Dans un contexte où le taux de chômage remonte quelque peu, les banques centrales devraient changer de politique monétaire. Elles devraient probablement baisser leurs taux directeur d’ici le second trimestre 2024, relâchant ainsi la pression sur les économies. Toutefois, nous resterons sur des taux d’intérêt beaucoup plus élevés que ceux appliqués les 10 années précédentes. Cela aura sans aucun doute un impact dans les décisions d’investissement et donc dans le secteur hôtelier. 

Vanguélis Panayotis : Intéressons-nous aux précédentes crises, par exemple les deux guerres du Golfe. L’économie et l’hôtellerie ont mis du temps à se remettre après la première guerre, environ 5 ans. Sur la seconde guerre, ce lapse de temps a été beaucoup plus court. Nous pouvons nous dire que la technologie, dont le revenu management, a permis des anticipations ainsi que des corrections plus dynamiques et efficaces. 

Depuis 2001, notre secteur a connu deux grands cycles. Le premier avec quasiment 16% de croissance du RevPAR en Europe entre 2001 et 2007. Ensuite, nous avons eu une longue période jusqu’à 2019 où nous avons fait presque 26% de croissance du RevPAR. Nous observons qu’après la période Covid, le rebond est très fort en l’espace de seulement deux ans. Nous avons des éléments de résilience qui sont importants. A présent, dans quelle mesure sommes-nous confiants sur cette classe d’actifs et dans quelle mesure est-elle résiliente face à toutes ces crises ? 

Nous avons l’intime conviction que nous allons rentrer de nouveau dans un marché d’expertise où cette dernière va créer de la valeur. Quand nous empruntons à 1%, nous « déleverageons » beaucoup le risque, et ce qui compense le risque c’est l’expertise. Nous sommes dans un marché qui va probablement se restructurer.

Christophe Barraud : Toutes les régions du monde vont connaître une normalisation, il n’y a donc pas d’anticipation d’une récession brutale ou de correction. Nous savons que les banques centrales vont potentiellement avoir une politique plus accommodante. Néanmoins, il y aura des secteurs qui seront gagnants et d’autres perdants.

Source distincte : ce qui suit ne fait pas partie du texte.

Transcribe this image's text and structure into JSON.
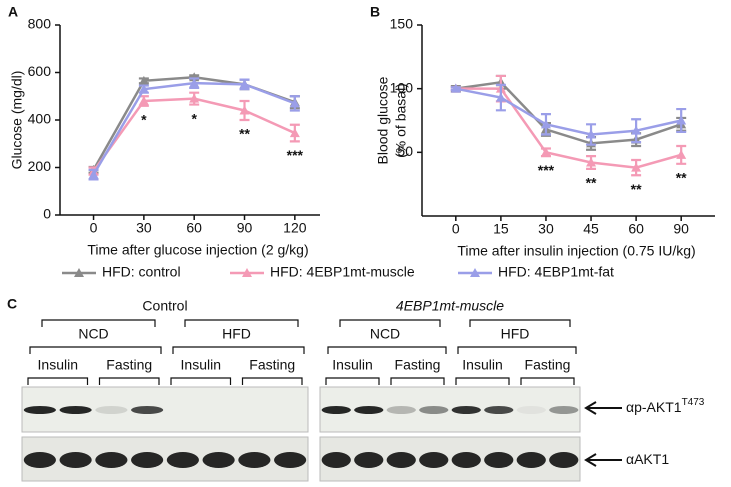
{
  "chart_data": [
    {
      "type": "line",
      "label": "A",
      "ylabel": [
        "Glucose (mg/dl)"
      ],
      "xlabel": "Time after glucose injection (2 g/kg)",
      "x": [
        0,
        30,
        60,
        90,
        120
      ],
      "xlim": [
        -20,
        135
      ],
      "xticks": [
        0,
        30,
        60,
        90,
        120
      ],
      "ylim": [
        0,
        800
      ],
      "yticks": [
        0,
        200,
        400,
        600,
        800
      ],
      "series": [
        {
          "name": "HFD: control",
          "color": "#8a8a8a",
          "values": [
            190,
            565,
            580,
            550,
            475
          ],
          "errors": [
            12,
            10,
            8,
            20,
            25
          ]
        },
        {
          "name": "HFD: 4EBP1mt-muscle",
          "color": "#f49ab5",
          "values": [
            185,
            480,
            490,
            440,
            345
          ],
          "errors": [
            15,
            20,
            25,
            40,
            35
          ]
        },
        {
          "name": "HFD: 4EBP1mt-fat",
          "color": "#9a9ee8",
          "values": [
            170,
            530,
            555,
            550,
            470
          ],
          "errors": [
            20,
            15,
            20,
            20,
            30
          ]
        }
      ],
      "significance": [
        null,
        "*",
        "*",
        "**",
        "***"
      ]
    },
    {
      "type": "line",
      "label": "B",
      "ylabel": [
        "Blood glucose",
        "(% of basal)"
      ],
      "xlabel": "Time after insulin injection (0.75 IU/kg)",
      "categories": [
        "0",
        "15",
        "30",
        "45",
        "60",
        "90"
      ],
      "ylim": [
        0,
        150
      ],
      "yticks": [
        50,
        100,
        150
      ],
      "series": [
        {
          "color": "#8a8a8a",
          "values": [
            100,
            105,
            68,
            57,
            60,
            72
          ],
          "errors": [
            2,
            5,
            5,
            5,
            5,
            5
          ]
        },
        {
          "color": "#f49ab5",
          "values": [
            100,
            100,
            50,
            42,
            38,
            48
          ],
          "errors": [
            1,
            10,
            3,
            5,
            6,
            7
          ]
        },
        {
          "color": "#9a9ee8",
          "values": [
            100,
            93,
            72,
            64,
            67,
            75
          ],
          "errors": [
            1,
            10,
            8,
            8,
            9,
            9
          ]
        }
      ],
      "significance": [
        null,
        null,
        "***",
        "**",
        "**",
        "**"
      ]
    }
  ],
  "blot": {
    "label": "C",
    "panels": [
      {
        "title": "Control",
        "groups": [
          {
            "label": "NCD",
            "lanes": [
              "Insulin",
              "Fasting"
            ]
          },
          {
            "label": "HFD",
            "lanes": [
              "Insulin",
              "Fasting"
            ]
          }
        ]
      },
      {
        "title": "4EBP1mt-muscle",
        "groups": [
          {
            "label": "NCD",
            "lanes": [
              "Insulin",
              "Fasting"
            ]
          },
          {
            "label": "HFD",
            "lanes": [
              "Insulin",
              "Fasting"
            ]
          }
        ]
      }
    ],
    "rows": [
      {
        "label": "αp-AKT1",
        "superscript": "T473"
      },
      {
        "label": "αAKT1"
      }
    ]
  }
}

Le point positif est que l’hospitalité a été un gros facteur de résilience, et ce facteur ne va pas disparaître du jour au lendemain. Même si nous sommes dans un monde où la croissance globale va ralentir, le ralentissement devrait être limité. Pour donner un ordre d’idée concret, la croissance était de 3,5% en 2022, puis de 2,8% cette année et l’année prochaine elle sera comprise entre 2,2 et 2,6%.